Tuesday, September 17, 2019

Comments by trail_blazer

Showing 1 of 1 comments.

  • Hi Corinna,

    Thanks for the article. As someone who does research in this area, there are some things I disagree with. First, though, there are many points that I agree with. I agree there are a lot of academics who fail to involve community input and many of studies lack relevance to community level change. I have been trying to get out a paper for nearly a year on a rather basic aspect of child abuse with obvious importance to interventions (that is practically ignored in the literature), and the reviewers don’t seem to care. “Lacks innovation”, they say.

    Also, as someone who has also experienced sexual abuse firsthand, I too am concerned about the lack of discussion about risks of administering these surveys. More so in a clinical context than a research context. In research, they should have been informed before participating that these questions would be asked, and given a choice to decline participation. Your repulsion, if I understand, is linked to clinical administration, which you can’t really opt out of without making a fuss or being labeled difficult, and to giving a lecture about the effects of ACE with kids (which I’m not sure why someone would do, especially if there was no discussion about resilience, or plans about what to do if kids become upset or start disclosing abuse!). I think giving these surveys at an early appointment (especially intake) with a healthcare or service provider is a bad idea. When I was in therapy, my own abuse wasn’t something I was comfortable talking about until I had trusted my therapist (and it was my decision to bring it up)…

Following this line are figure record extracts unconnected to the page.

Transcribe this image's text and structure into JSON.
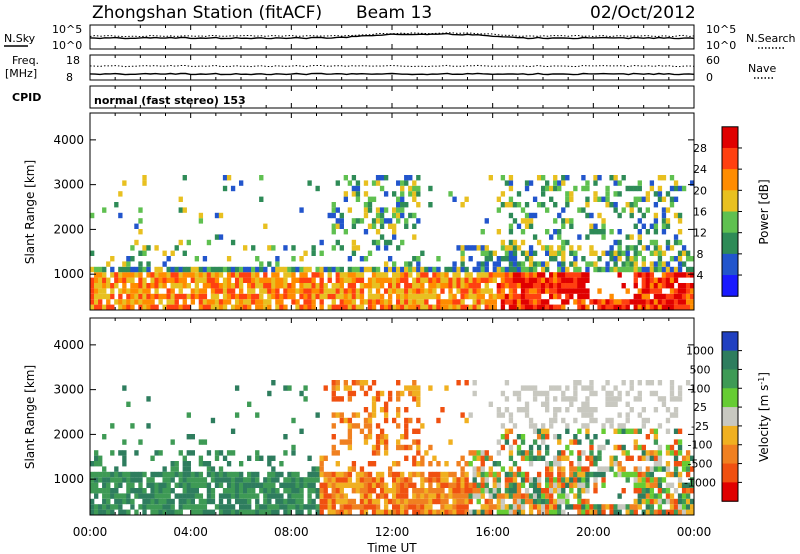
{
  "header": {
    "station": "Zhongshan Station (fitACF)",
    "beam": "Beam 13",
    "date": "02/Oct/2012"
  },
  "panels": {
    "nsky_label": "N.Sky",
    "nsky_ticks": [
      "10^5",
      "10^0"
    ],
    "nsearch_label": "N.Search",
    "nsearch_ticks": [
      "10^5",
      "10^0"
    ],
    "freq_label": "Freq.",
    "freq_unit": "[MHz]",
    "freq_ticks": [
      "18",
      "8"
    ],
    "nave_label": "Nave",
    "nave_ticks": [
      "60",
      "0"
    ],
    "cpid_label": "CPID",
    "cpid_text": "normal (fast stereo) 153"
  },
  "chart_data": [
    {
      "type": "heatmap",
      "title": "",
      "xlabel": "Time UT",
      "ylabel": "Slant Range [km]",
      "x_ticks": [
        "00:00",
        "04:00",
        "08:00",
        "12:00",
        "16:00",
        "20:00",
        "00:00"
      ],
      "y_ticks": [
        "1000",
        "2000",
        "3000",
        "4000"
      ],
      "ylim": [
        200,
        4600
      ],
      "colorbar": {
        "label": "Power [dB]",
        "ticks": [
          "4",
          "8",
          "12",
          "16",
          "20",
          "24",
          "28"
        ],
        "colors": [
          "#1a1aff",
          "#2255cc",
          "#2e8b57",
          "#5fc050",
          "#e8c020",
          "#ff8c00",
          "#ff4010",
          "#e00000"
        ]
      }
    },
    {
      "type": "heatmap",
      "title": "",
      "xlabel": "Time UT",
      "ylabel": "Slant Range [km]",
      "x_ticks": [
        "00:00",
        "04:00",
        "08:00",
        "12:00",
        "16:00",
        "20:00",
        "00:00"
      ],
      "y_ticks": [
        "1000",
        "2000",
        "3000",
        "4000"
      ],
      "ylim": [
        200,
        4600
      ],
      "colorbar": {
        "label": "Velocity [m s",
        "label_sup": "-1",
        "label_end": "]",
        "ticks": [
          "1000",
          "500",
          "100",
          "25",
          "-25",
          "-100",
          "-500",
          "-1000"
        ],
        "colors": [
          "#2040c0",
          "#2e7d5e",
          "#3e9a55",
          "#66cc33",
          "#c8c8c0",
          "#f0b020",
          "#f08020",
          "#f05010",
          "#e00000"
        ]
      }
    }
  ]
}
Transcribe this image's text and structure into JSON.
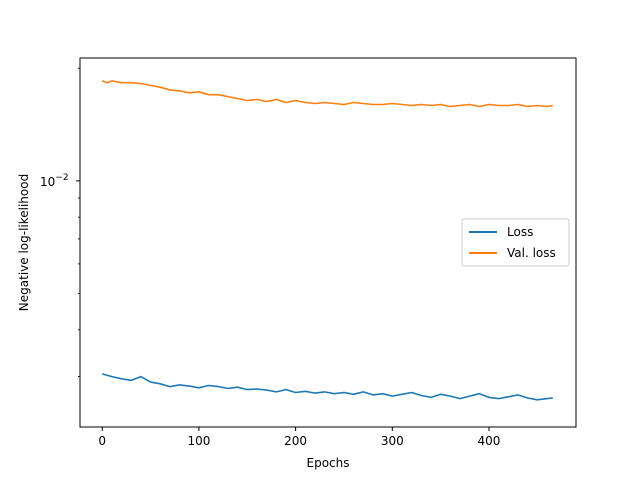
{
  "chart_data": {
    "type": "line",
    "xlabel": "Epochs",
    "ylabel": "Negative log-likelihood",
    "yscale": "log",
    "xlim": [
      -23,
      490
    ],
    "ylim": [
      0.0022,
      0.0213
    ],
    "x_ticks": [
      0,
      100,
      200,
      300,
      400
    ],
    "x_tick_labels": [
      "0",
      "100",
      "200",
      "300",
      "400"
    ],
    "y_major_ticks": [
      0.01
    ],
    "y_tick_labels": [
      {
        "base": "10",
        "exp": "−2"
      }
    ],
    "legend": {
      "position": "center-right",
      "entries": [
        "Loss",
        "Val. loss"
      ]
    },
    "grid": false,
    "series": [
      {
        "name": "Loss",
        "color": "#1f77b4",
        "x": [
          0,
          10,
          20,
          30,
          40,
          50,
          60,
          70,
          80,
          90,
          100,
          110,
          120,
          130,
          140,
          150,
          160,
          170,
          180,
          190,
          200,
          210,
          220,
          230,
          240,
          250,
          260,
          270,
          280,
          290,
          300,
          310,
          320,
          330,
          340,
          350,
          360,
          370,
          380,
          390,
          400,
          410,
          420,
          430,
          440,
          450,
          460,
          466
        ],
        "values": [
          0.00305,
          0.003,
          0.00296,
          0.00293,
          0.003,
          0.0029,
          0.00287,
          0.00282,
          0.00285,
          0.00283,
          0.0028,
          0.00284,
          0.00282,
          0.00279,
          0.00281,
          0.00277,
          0.00278,
          0.00276,
          0.00273,
          0.00277,
          0.00272,
          0.00274,
          0.00271,
          0.00273,
          0.0027,
          0.00272,
          0.00269,
          0.00273,
          0.00268,
          0.0027,
          0.00266,
          0.00269,
          0.00272,
          0.00267,
          0.00264,
          0.00269,
          0.00266,
          0.00262,
          0.00266,
          0.0027,
          0.00264,
          0.00262,
          0.00265,
          0.00268,
          0.00263,
          0.0026,
          0.00262,
          0.00263
        ]
      },
      {
        "name": "Val. loss",
        "color": "#ff7f0e",
        "x": [
          0,
          5,
          10,
          20,
          30,
          40,
          50,
          60,
          70,
          80,
          90,
          100,
          110,
          120,
          130,
          140,
          150,
          160,
          170,
          180,
          190,
          200,
          210,
          220,
          230,
          240,
          250,
          260,
          270,
          280,
          290,
          300,
          310,
          320,
          330,
          340,
          350,
          360,
          370,
          380,
          390,
          400,
          410,
          420,
          430,
          440,
          450,
          460,
          466
        ],
        "values": [
          0.0185,
          0.0183,
          0.0185,
          0.0183,
          0.0183,
          0.0182,
          0.018,
          0.0178,
          0.0175,
          0.0174,
          0.0172,
          0.0173,
          0.017,
          0.017,
          0.0168,
          0.0166,
          0.0164,
          0.0165,
          0.0163,
          0.0165,
          0.0162,
          0.0164,
          0.0162,
          0.0161,
          0.0162,
          0.0161,
          0.016,
          0.0162,
          0.0161,
          0.016,
          0.016,
          0.0161,
          0.016,
          0.0159,
          0.016,
          0.0159,
          0.016,
          0.0158,
          0.0159,
          0.016,
          0.0158,
          0.016,
          0.0159,
          0.0159,
          0.016,
          0.0158,
          0.0159,
          0.0158,
          0.0159
        ]
      }
    ]
  }
}
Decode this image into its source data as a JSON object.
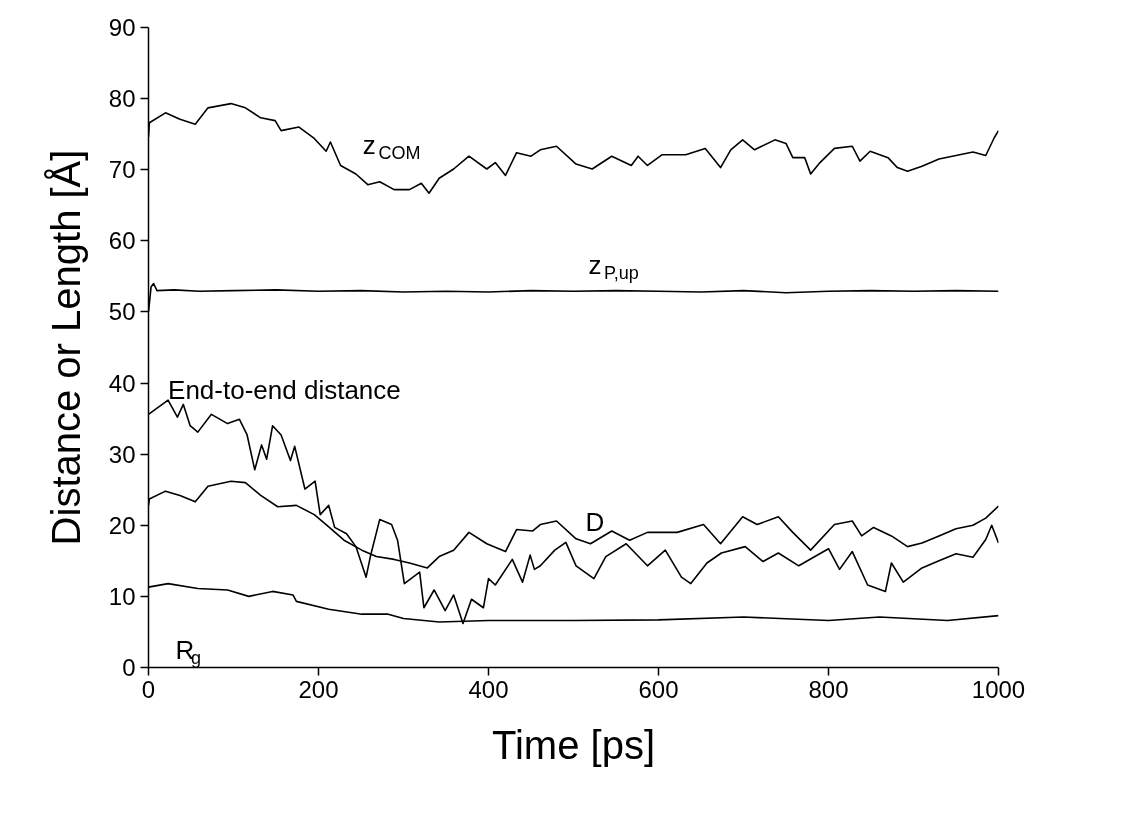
{
  "chart_data": {
    "type": "line",
    "xlabel": "Time [ps]",
    "ylabel": "Distance or Length [Å]",
    "xlim": [
      0,
      1000
    ],
    "ylim": [
      0,
      90
    ],
    "xticks": [
      0,
      200,
      400,
      600,
      800,
      1000
    ],
    "yticks": [
      0,
      10,
      20,
      30,
      40,
      50,
      60,
      70,
      80,
      90
    ],
    "grid": false,
    "series": [
      {
        "name": "z$_{COM}$",
        "color": "#000000",
        "x": [
          0,
          1,
          20,
          37,
          55,
          70,
          97,
          114,
          132,
          149,
          156,
          177,
          195,
          209,
          214,
          226,
          244,
          258,
          272,
          289,
          307,
          321,
          330,
          342,
          359,
          377,
          398,
          408,
          420,
          433,
          450,
          461,
          480,
          503,
          522,
          545,
          568,
          576,
          587,
          604,
          632,
          655,
          673,
          685,
          699,
          713,
          737,
          750,
          758,
          772,
          779,
          790,
          807,
          828,
          837,
          849,
          870,
          881,
          893,
          910,
          930,
          950,
          970,
          985,
          995,
          1000
        ],
        "values": [
          74.6,
          76.6,
          78.0,
          77.1,
          76.4,
          78.7,
          79.3,
          78.7,
          77.3,
          76.9,
          75.5,
          76.0,
          74.4,
          72.6,
          73.9,
          70.6,
          69.4,
          67.9,
          68.3,
          67.2,
          67.2,
          68.1,
          66.7,
          68.8,
          70.1,
          71.9,
          70.1,
          71.0,
          69.2,
          72.4,
          71.9,
          72.8,
          73.3,
          70.8,
          70.1,
          71.9,
          70.6,
          71.9,
          70.6,
          72.1,
          72.1,
          73.0,
          70.3,
          72.8,
          74.2,
          72.8,
          74.2,
          73.7,
          71.7,
          71.7,
          69.4,
          71.0,
          73.0,
          73.3,
          71.2,
          72.6,
          71.7,
          70.3,
          69.8,
          70.5,
          71.5,
          72.0,
          72.5,
          72.0,
          74.5,
          75.5
        ]
      },
      {
        "name": "z$_{P,up}$",
        "color": "#000000",
        "x": [
          0,
          3,
          6,
          10,
          30,
          60,
          100,
          150,
          200,
          250,
          300,
          350,
          400,
          450,
          500,
          550,
          600,
          650,
          700,
          750,
          800,
          850,
          900,
          950,
          1000
        ],
        "values": [
          50.0,
          53.5,
          54.0,
          53.0,
          53.1,
          52.9,
          53.0,
          53.1,
          52.9,
          53.0,
          52.8,
          52.9,
          52.8,
          53.0,
          52.9,
          53.0,
          52.9,
          52.8,
          53.0,
          52.7,
          52.9,
          53.0,
          52.9,
          53.0,
          52.9
        ]
      },
      {
        "name": "D",
        "color": "#000000",
        "x": [
          0,
          1,
          20,
          37,
          55,
          70,
          97,
          114,
          132,
          152,
          174,
          195,
          209,
          230,
          251,
          268,
          289,
          307,
          328,
          342,
          359,
          377,
          398,
          420,
          433,
          452,
          461,
          480,
          503,
          520,
          545,
          566,
          587,
          622,
          653,
          673,
          699,
          716,
          741,
          758,
          779,
          807,
          828,
          839,
          853,
          874,
          893,
          910,
          930,
          950,
          970,
          985,
          1000
        ],
        "values": [
          22.8,
          23.7,
          24.8,
          24.2,
          23.3,
          25.5,
          26.2,
          26.0,
          24.2,
          22.6,
          22.8,
          21.5,
          20.1,
          17.9,
          16.5,
          15.6,
          15.2,
          14.7,
          14.0,
          15.6,
          16.5,
          19.0,
          17.4,
          16.3,
          19.4,
          19.2,
          20.1,
          20.6,
          18.1,
          17.4,
          19.2,
          17.9,
          19.0,
          19.0,
          20.1,
          17.4,
          21.2,
          20.1,
          21.2,
          19.0,
          16.5,
          20.1,
          20.6,
          18.5,
          19.7,
          18.5,
          17.0,
          17.5,
          18.5,
          19.5,
          20.0,
          21.0,
          22.7
        ]
      },
      {
        "name": "End-to-end distance",
        "color": "#000000",
        "x": [
          0,
          23,
          34,
          41,
          49,
          58,
          74,
          93,
          107,
          116,
          125,
          133,
          139,
          146,
          156,
          167,
          172,
          184,
          196,
          202,
          212,
          219,
          233,
          244,
          256,
          261,
          272,
          286,
          293,
          301,
          319,
          324,
          336,
          349,
          359,
          370,
          380,
          394,
          400,
          408,
          428,
          440,
          449,
          454,
          461,
          478,
          491,
          503,
          524,
          538,
          562,
          587,
          608,
          627,
          638,
          657,
          674,
          702,
          723,
          741,
          765,
          800,
          813,
          828,
          846,
          867,
          874,
          888,
          910,
          930,
          950,
          970,
          985,
          992,
          1000
        ],
        "values": [
          35.6,
          37.6,
          35.2,
          37.0,
          34.0,
          33.1,
          35.6,
          34.3,
          34.9,
          32.7,
          27.8,
          31.3,
          29.3,
          34.0,
          32.7,
          29.1,
          31.1,
          25.1,
          26.2,
          21.5,
          22.8,
          19.7,
          18.8,
          17.0,
          12.7,
          15.6,
          20.8,
          20.1,
          17.9,
          11.8,
          13.4,
          8.4,
          10.9,
          8.0,
          10.2,
          6.2,
          9.6,
          8.4,
          12.5,
          11.6,
          15.2,
          12.0,
          15.8,
          13.8,
          14.3,
          16.5,
          17.6,
          14.3,
          12.5,
          15.6,
          17.4,
          14.3,
          16.5,
          12.7,
          11.8,
          14.7,
          16.1,
          17.0,
          14.9,
          16.1,
          14.3,
          16.7,
          13.8,
          16.3,
          11.6,
          10.7,
          14.7,
          12.0,
          14.0,
          15.0,
          16.0,
          15.5,
          18.0,
          20.0,
          17.5
        ]
      },
      {
        "name": "R$_{g}$",
        "color": "#000000",
        "x": [
          0,
          23,
          58,
          93,
          118,
          146,
          170,
          174,
          212,
          251,
          282,
          300,
          342,
          400,
          500,
          600,
          700,
          800,
          860,
          940,
          1000
        ],
        "values": [
          11.3,
          11.8,
          11.1,
          10.9,
          10.0,
          10.7,
          10.2,
          9.3,
          8.2,
          7.5,
          7.5,
          6.9,
          6.4,
          6.6,
          6.6,
          6.7,
          7.1,
          6.6,
          7.1,
          6.6,
          7.3
        ]
      }
    ]
  }
}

    As for where I disagree, I’m not sure where you are getting that the BRFSS found that suicide, substance use, mental health labels, physical health issues, and domestic violence were equally common in poor versus rich communities. Even if they had this finding, there are several other studies where all of these factors have been associated with low income communities. Also, while there are low income or otherwise disadvantage communities that have qualities that encourage resilience, this is far from universal. Likewise, there are suburban or more advantaged communities that have cohesion and other factors that would encourage resilience. This (factors both at an individual and community level that encourage resilience) really isn’t very well studied. I definitely agree this deserves more attention (especially community level), but I don’t think it helps to make sweeping generalizations.

    Also, remember the ACE survey is far from the only instrument used to measure childhood trauma. I agree, it’s not one of the best and leaves out several important traumas and aspects of trauma like timing, duration, etc. But even if there are problems with that particular measure, I disagree that measurement of childhood trauma has no value. I think combined with measures of resilience it could be quite useful.

    Finally, while the effects of trauma need to be considered, not just the experience, there are certain experiences that should matter, regardless of whether one is resilient to adverse effects (e.g., being raped by your uncle, or beaten by an alcoholic father). Even beyond health implications, these experiences in and of themselves have human rights implications.